Когда захожу в парную, сразу же ощущаю поток влажного жара, что окутывает с ног до головы.
Банщик что-то колдует у деревянной кадки с вениками. По правую сторону от него замечаю полку с различными банками и пузырьками. Точно колдун какой-то…
- Снимай и ложись. – Указывает он сначала на мою простыню, а потом на высокий полог у стены.
С меня уже пот начал валить, а я тут всего полминуты. Чувствую, живой отсюда вряд ли уйду, но «была - не была»…
Разворачиваюсь из своего кокона и аккуратно складываю его на лавку.
Уже собираюсь взгромоздиться на указанную поверхность, но меня останавливает громкое:
- Стоп!
Непонимающе замираю.
- Это тоже. – Кивает на мой купальник, который и так ничего практически не прикрывает.
- В каком смысле? – Возмущаюсь. Он что думает, я тут оголюсь перед ним?
- Никакой синтетики. Ты в бане. А не на пляже.
Ответ меня не убедил.
- И как же?
Пожимает плечами и отворачивается к веникам.
Тону в собственном возмущении.
- Я не буду раздеваться полностью.
Складываю руки на груди на его манер.
Пётр поворачивается на моё замечание, осматривает с ног до головы, а потом предлагает:
- Можешь завернуться простынёй, только ноги и спину не закрывай.
Меня снова охватывает дрожь, уже в который раз в его присутствии. И снова нельзя списать её на внешние факторы, разве что давление подскочило от перепада температур.
Не знаю, каким местом я думаю, когда на его глазах завязываю на груди хэбэшную ткань, вытягиваю лифчик и скидываю трусики. Он наблюдает за тем, как я забираюсь, ложусь на полог лицом вниз и отворачиваюсь к стене.
Замираю в ожидании.
Сначала ничего не происходит.
Потом я слышу за спиной тяжелый вздох. И чувствую прикосновение.
Он начинает с ног.
Оголяет их на самый максимум, не переходя черту. Сама-то я не потрудилась.
Потом я чувствую прикосновение пальцев к лодыжке, смазанных чем-то теплым.
Медленно ведет вверх, распределяя по ноге, как я чувствую по запаху, что-то вроде мёда, мягко, но уверенно, приятными массажными движениями.
Я перестаю дышать и только прислушиваюсь. К своему телу. К его действиям.
Это не передать. Просто обалденно.
Руки банщика повторяют манипуляции со второй ногой, а я где-то на грани оргазма, хотя уже сто лет не помню, что это такое.
Хорошо, что мы в парилке, потому что лицо моё уже пунцовое и дыхание шумное, тяжёлое. И не понятно, от жары это или возбуждения.
Искуситель какой-то этот «Петруша»…
Честное слово.
Потом пальцы легко касаются шеи, плеч и тянут простынь вниз до самых ягодиц, оголяя мою спину.
Вот тут я просто уже как растаявшее мороженое, потому что не успеваю следить за движениями рук, которые волшебно просто гладят и разминают мою кожу, которая ласки не видела уже очень-очень давно.
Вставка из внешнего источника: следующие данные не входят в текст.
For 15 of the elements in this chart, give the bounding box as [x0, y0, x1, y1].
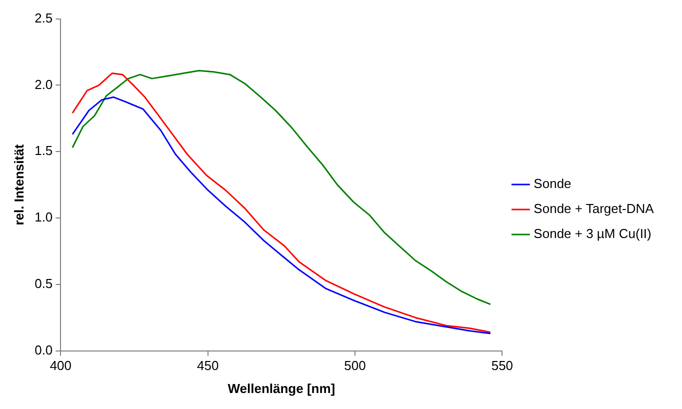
y-tick-label: 2.5: [34, 10, 53, 26]
x-tick-label: 400: [50, 358, 72, 374]
y-tick-label: 2.0: [34, 76, 53, 92]
y-tick-label: 1.5: [34, 143, 53, 158]
y-tick-label: 1.0: [34, 210, 53, 225]
x-tick-label: 500: [344, 358, 366, 374]
y-axis-title: rel. Intensität: [11, 144, 26, 226]
legend-label: Sonde + Target-DNA: [534, 201, 654, 216]
legend-label: Sonde + 3 µM Cu(II): [534, 226, 652, 242]
x-tick-label: 550: [491, 358, 514, 374]
y-tick-label: 0.5: [34, 276, 53, 291]
x-tick-label: 450: [196, 358, 219, 374]
y-tick-label: 0.0: [34, 342, 53, 358]
x-axis-title: Wellenlänge [nm]: [228, 380, 336, 396]
legend-label: Sonde: [534, 176, 572, 192]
- Перевернись. – Слышу я хриплое замечание и выполняю. Хоть и с трудом.
Сомнительное удовольствие вертеться намазанной липким мёдом на простыни, которой застелен полог.
Кое-как справившись с этой задачей, растягиваюсь, подтянув край ткани к груди, чтобы прикрыть её.
Я смотрю на банщика и понимаю, что торчащие соски от его внимания никак не укрыть, но почему-то это даже забавляет.
Давно я такой не была. Никогда, может.
А потом всё начинается заново.
Движения рук на моих ступнях, мягкие поглаживания и уверенные массирующие движения вверх по ногам.
Я прикрываю глаза. Но даже так перед ними мелькают капельки пота на массивных плечах и груди Петра, никак не желающие уходить из головы.
Между тем, руки гуляют всё выше. Будто невзначай касаются моей промежности, слегка, но настолько ощутимо, что, кажется, начинаю терять сознание.
На минутку он отстраняется. Приоткрыв веки, вижу, как мужчина плещет воду из кадки себе на лицо и шею, а потом снова берёт мед из банки, и я трусливо зажмуриваюсь.
- Ты со всеми это проделываешь? – Произношу сорвавшимся голосом, когда он касается кожи чуть выше моей груди.
Этот массаж заходит слишком далеко. И мы оба об этом знаем.